Lelaki itu mengambil sebatang rokok. Ia menyalakan ujungnya. Kembali dia berbicara.
"Kan lumayan. Bila sepetak tanah saya ini dibangun kamar-kamar hotel tinggi menjulang sampai empat puluh lantai seperti perusahaannya sekarang, coba kalian pikir, berapa untung yang akan dia dapat?"
"Belum lagi bosmu," lelaki itu menunjuk Sulepret,"Saya dengar dia ingin membangun kantor untuk anak perusahaannya yang menangani perjalanan khusus keluar negeri. Pelanggannya sudah banyak meminta. Makanya dia bersikeras membeli rumah saya."

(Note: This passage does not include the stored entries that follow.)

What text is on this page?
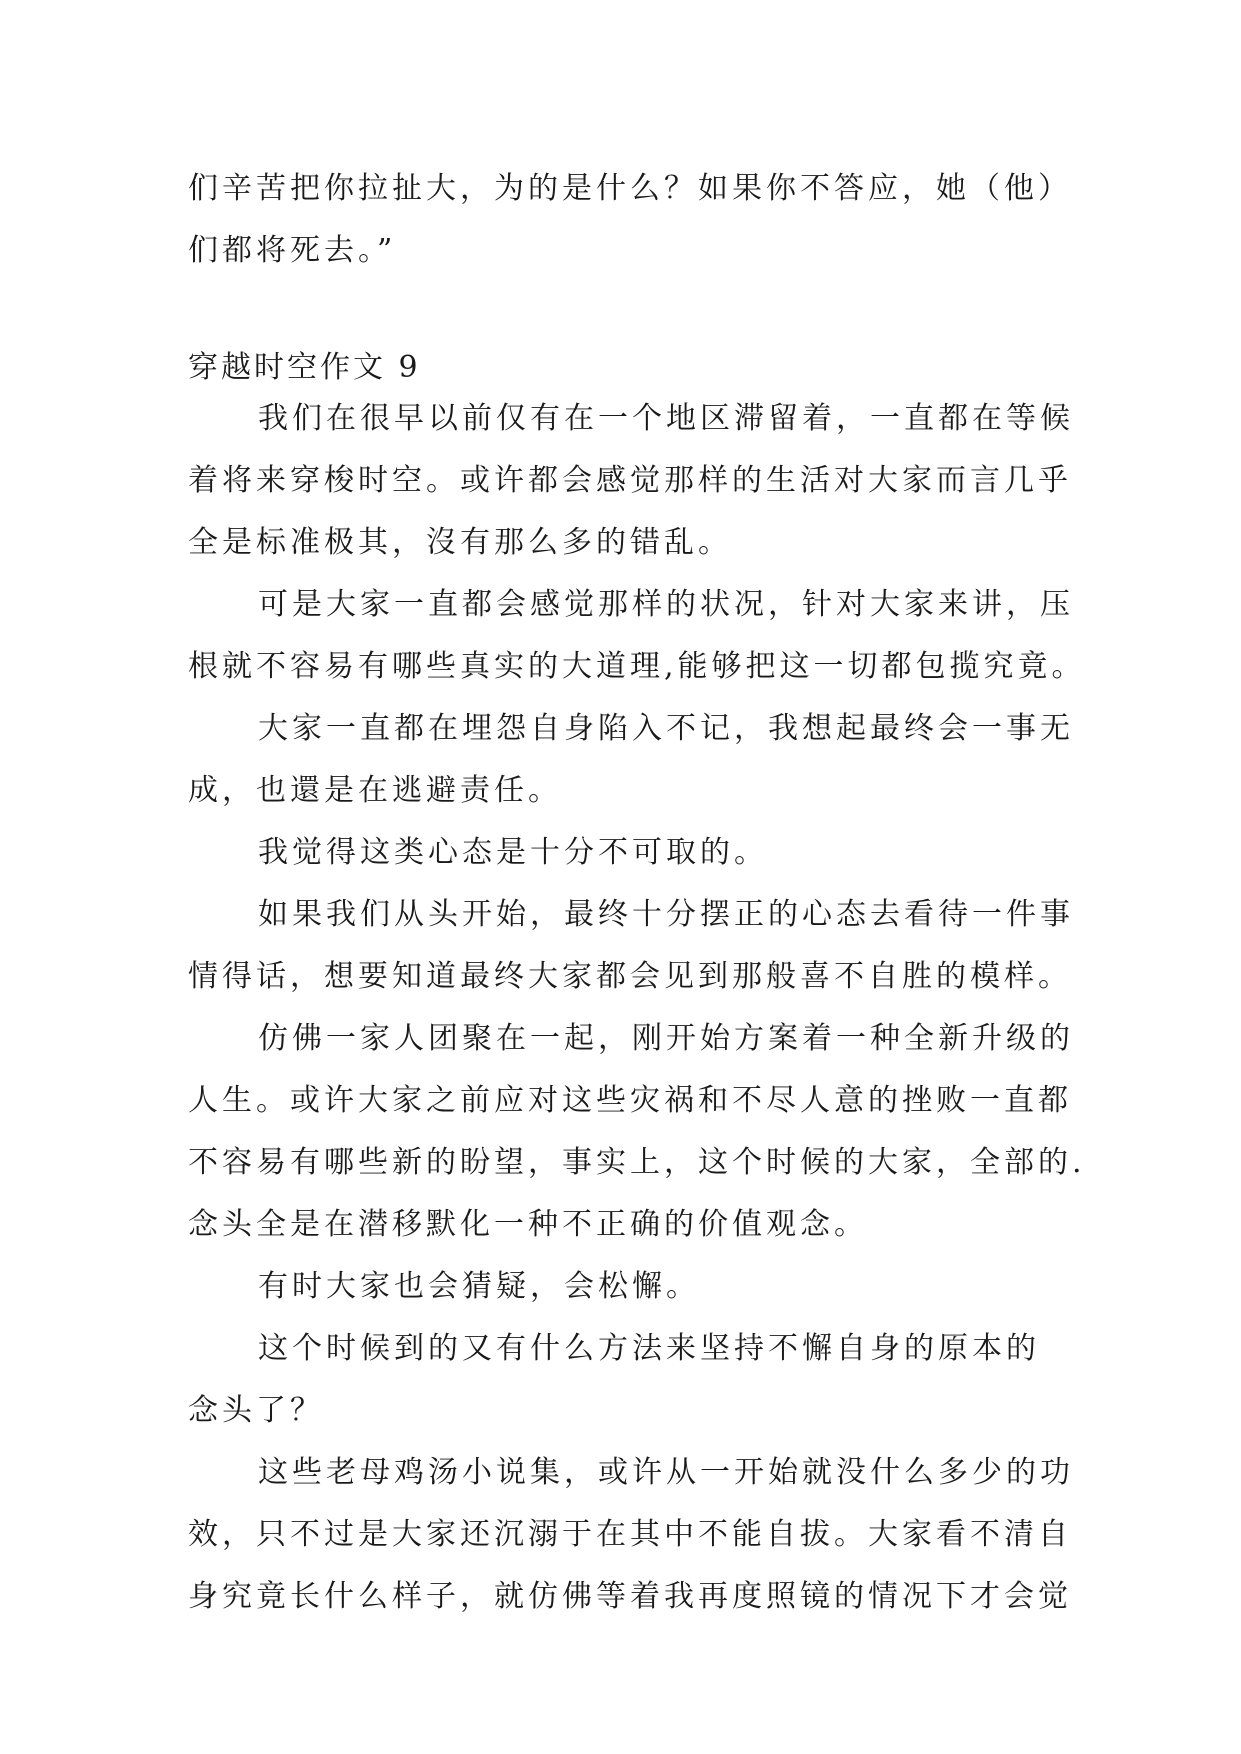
们辛苦把你拉扯大，为的是什么？如果你不答应，她（他）
们都将死去。”
穿越时空作文 9
我们在很早以前仅有在一个地区滞留着，一直都在等候
着将来穿梭时空。或许都会感觉那样的生活对大家而言几乎
全是标准极其，沒有那么多的错乱。
可是大家一直都会感觉那样的状况，针对大家来讲，压
根就不容易有哪些真实的大道理,能够把这一切都包揽究竟。
大家一直都在埋怨自身陷入不记，我想起最终会一事无
成，也還是在逃避责任。
我觉得这类心态是十分不可取的。
如果我们从头开始，最终十分摆正的心态去看待一件事
情得话，想要知道最终大家都会见到那般喜不自胜的模样。
仿佛一家人团聚在一起，刚开始方案着一种全新升级的
人生。或许大家之前应对这些灾祸和不尽人意的挫败一直都
不容易有哪些新的盼望，事实上，这个时候的大家，全部的.
念头全是在潜移默化一种不正确的价值观念。
有时大家也会猜疑，会松懈。
这个时候到的又有什么方法来坚持不懈自身的原本的
念头了？
这些老母鸡汤小说集，或许从一开始就没什么多少的功
效，只不过是大家还沉溺于在其中不能自拔。大家看不清自
身究竟长什么样子，就仿佛等着我再度照镜的情况下才会觉
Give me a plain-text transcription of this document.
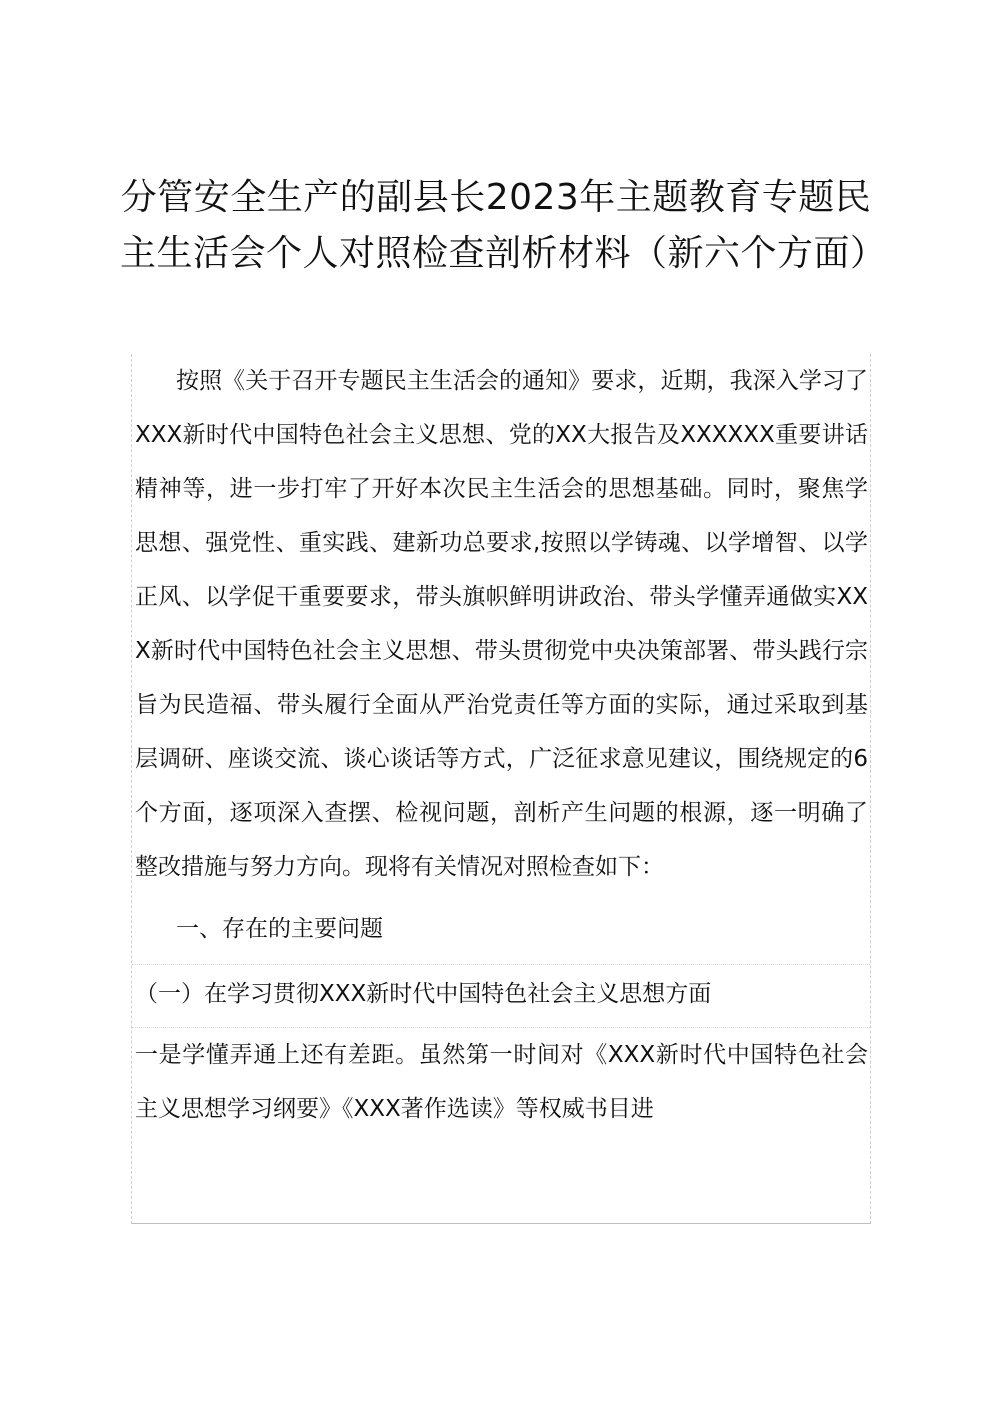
分管安全生产的副县长2023年主题教育专题民主生活会个人对照检查剖析材料（新六个方面）

按照《关于召开专题民主生活会的通知》要求，近期，我深入学习了XXX新时代中国特色社会主义思想、党的XX大报告及XXXXXX重要讲话精神等，进一步打牢了开好本次民主生活会的思想基础。同时，聚焦学思想、强党性、重实践、建新功总要求,按照以学铸魂、以学增智、以学正风、以学促干重要要求，带头旗帜鲜明讲政治、带头学懂弄通做实XXX新时代中国特色社会主义思想、带头贯彻党中央决策部署、带头践行宗旨为民造福、带头履行全面从严治党责任等方面的实际，通过采取到基层调研、座谈交流、谈心谈话等方式，广泛征求意见建议，围绕规定的6个方面，逐项深入查摆、检视问题，剖析产生问题的根源，逐一明确了整改措施与努力方向。现将有关情况对照检查如下：

一、存在的主要问题

（一）在学习贯彻XXX新时代中国特色社会主义思想方面

一是学懂弄通上还有差距。虽然第一时间对《XXX新时代中国特色社会主义思想学习纲要》《XXX著作选读》等权威书目进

"Kalian tahu kan, berapa untung yang kira-kira akan mereka dapat? Itu jauh lebih besar daripada harga rumah saya ini. Karena itu, saya tidak akan melepasnya semudah itu."
"Pengusaha itu pintar, tetapi kita sebagai orang desa tidak boleh kalah cerdik."
Selepas pertemuan itu, karena dia merasa kami sama-sama orang desa, dia dengan senang hati memberikan izin khusus kepada kami, untuk datang di acara pelelangan rumahnya, yang dihadiri oleh kedua bos kami dan seorang pengusaha lain.Â
Pengusaha lain itu yang entah dari mana datangnya, ia sebut-sebut berani menawar harga lebih tinggi dari kedua bos kami. Agar ada keterbukaan dan tidak ada perkelahian antarbos kami, akhirnya dia mengadakan lelang.
Dalam sebuah aula di perusahaan saya, sudah duduk lelaki itu, kedua bos kami, dan seorang pengusaha mengelilingi sebuah meja bundar. Kami memandang dari kejauhan.
"Jadi kamu berani berapa?" lelaki itu membuka lelang.
"2 M," bos saya berujar.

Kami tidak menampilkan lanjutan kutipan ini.